The Laal Kaptaan soundtrack has just four songs. The songs in Navdeep Singh’s 18th century-set drama are meant to be used as background score, the director had previously Scroll.in. In such cases, the music is usually lacklustre, with the sole purpose being to bring scenes together. Laal Kaptaan’s music is not bad at all, and there’s at least one song that shows that composer Samira Koppikar is here to stay.
Lahu Ka Rang Kara is a really memorable tune and perfectly suits Koppikar’s voice. The general mood of the album is gloomy and apocalyptic, which hits a peak with this track. Lyricist Sahib writes that life is a battlefield, death is the only destination, and everything is black, from the blood to the clouds. The guitars, the operatic synths and the electronic percussion – everything is on point. Sadly, the track is only two-and-a-half minutes long.
The Laal Kaptaan soundtrack essentially sounds like a Sanjay Leela Bhansali album for his period flicks, except with all the joy sucked out. The slightest bit of fun comes in Red Red Najariya, an odd title considering the film’s setting. The lyrics celebrate the awesomeness of the “zaalim kaptaan”. Sung by Shreya Ghoshal, it sounds like the sort of hip mujra songs we get in Hindi period films today.

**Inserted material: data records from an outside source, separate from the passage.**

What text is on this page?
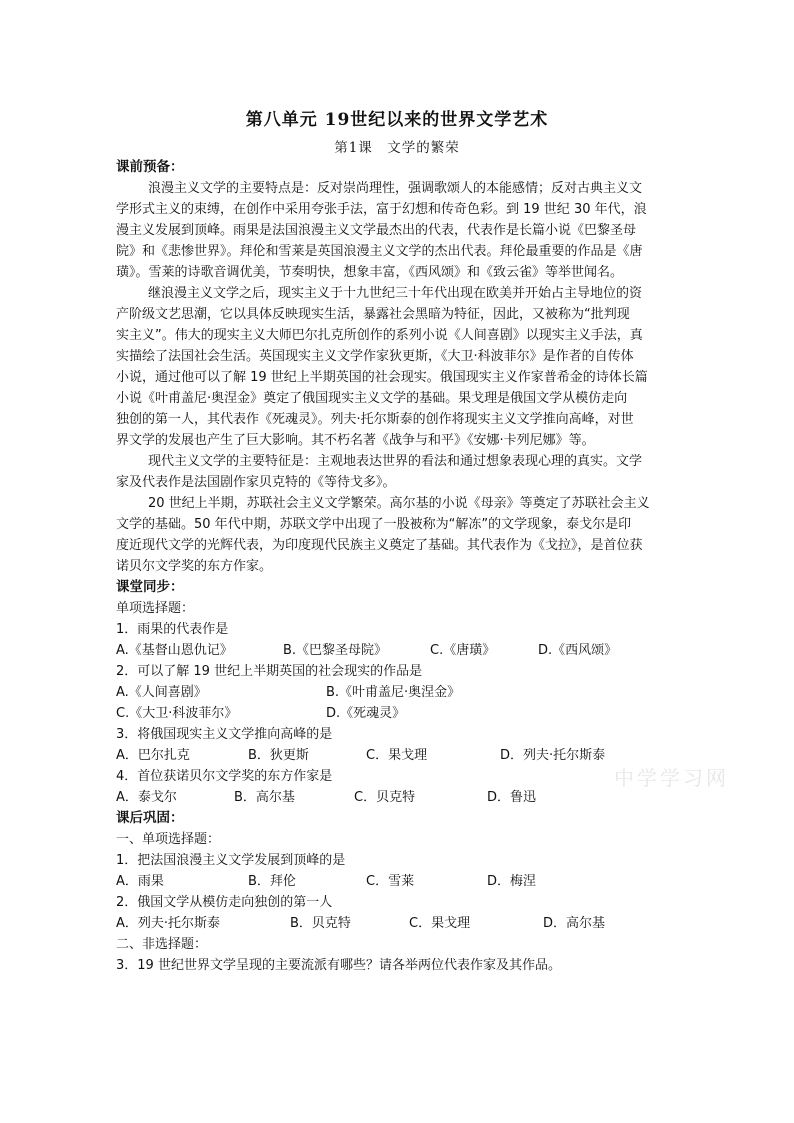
第八单元 19世纪以来的世界文学艺术
第1课　文学的繁荣
课前预备：
浪漫主义文学的主要特点是：反对崇尚理性，强调歌颂人的本能感情；反对古典主义文
学形式主义的束缚，在创作中采用夸张手法，富于幻想和传奇色彩。到 19 世纪 30 年代，浪
漫主义发展到顶峰。雨果是法国浪漫主义文学最杰出的代表，代表作是长篇小说《巴黎圣母
院》和《悲惨世界》。拜伦和雪莱是英国浪漫主义文学的杰出代表。拜伦最重要的作品是《唐
璜》。雪莱的诗歌音调优美，节奏明快，想象丰富，《西风颂》和《致云雀》等举世闻名。
继浪漫主义文学之后，现实主义于十九世纪三十年代出现在欧美并开始占主导地位的资
产阶级文艺思潮，它以具体反映现实生活，暴露社会黑暗为特征，因此，又被称为“批判现
实主义”。伟大的现实主义大师巴尔扎克所创作的系列小说《人间喜剧》以现实主义手法，真
实描绘了法国社会生活。英国现实主义文学作家狄更斯，《大卫·科波菲尔》是作者的自传体
小说，通过他可以了解 19 世纪上半期英国的社会现实。俄国现实主义作家普希金的诗体长篇
小说《叶甫盖尼·奥涅金》奠定了俄国现实主义文学的基础。果戈理是俄国文学从模仿走向
独创的第一人，其代表作《死魂灵》。列夫·托尔斯泰的创作将现实主义文学推向高峰，对世
界文学的发展也产生了巨大影响。其不朽名著《战争与和平》《安娜·卡列尼娜》等。
现代主义文学的主要特征是：主观地表达世界的看法和通过想象表现心理的真实。文学
家及代表作是法国剧作家贝克特的《等待戈多》。
20 世纪上半期，苏联社会主义文学繁荣。高尔基的小说《母亲》等奠定了苏联社会主义
文学的基础。50 年代中期，苏联文学中出现了一股被称为“解冻”的文学现象，泰戈尔是印
度近现代文学的光辉代表，为印度现代民族主义奠定了基础。其代表作为《戈拉》，是首位获
诺贝尔文学奖的东方作家。
课堂同步：
单项选择题：
1．雨果的代表作是
A.《基督山恩仇记》	B.《巴黎圣母院》	C.《唐璜》	D.《西风颂》
2．可以了解 19 世纪上半期英国的社会现实的作品是
A.《人间喜剧》	B.《叶甫盖尼·奥涅金》
C.《大卫·科波菲尔》	D.《死魂灵》
3．将俄国现实主义文学推向高峰的是
A．巴尔扎克	B．狄更斯	C．果戈理	D．列夫·托尔斯泰
4．首位获诺贝尔文学奖的东方作家是
A．泰戈尔	B．高尔基	C．贝克特	D．鲁迅
课后巩固：
一、单项选择题：
1．把法国浪漫主义文学发展到顶峰的是
A．雨果	B．拜伦	C．雪莱	D．梅涅
2．俄国文学从模仿走向独创的第一人
A．列夫·托尔斯泰	B．贝克特	C．果戈理	D．高尔基
二、非选择题：
3．19 世纪世界文学呈现的主要流派有哪些？请各举两位代表作家及其作品。
中学学习网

An interesting song is Kaal Kaal. You can’t outrun and escape time, lyricist Saurabh Jain writes. It’s a slow, sinister song, with its ethnic percussion reminiscent of several Ajay-Atul compositions. The thematically appropriate rap by Dino James is a surprise that never lets the track get boring.
Taandav lives up to its title, but it’s a lesser cousin of Aarambh Hai Prachand (Gulaal, 2009). The Shiva-referencing lyrics underline the protagonist’s all-consuming anger. It’s a folksy, rustic song delivered at such a pace by Brijesh Shandilya and Kailash Kher that perhaps getting the song’s lyrics is not as important as getting its vibe, according to which Saif Ali Khan is mad and out to get you.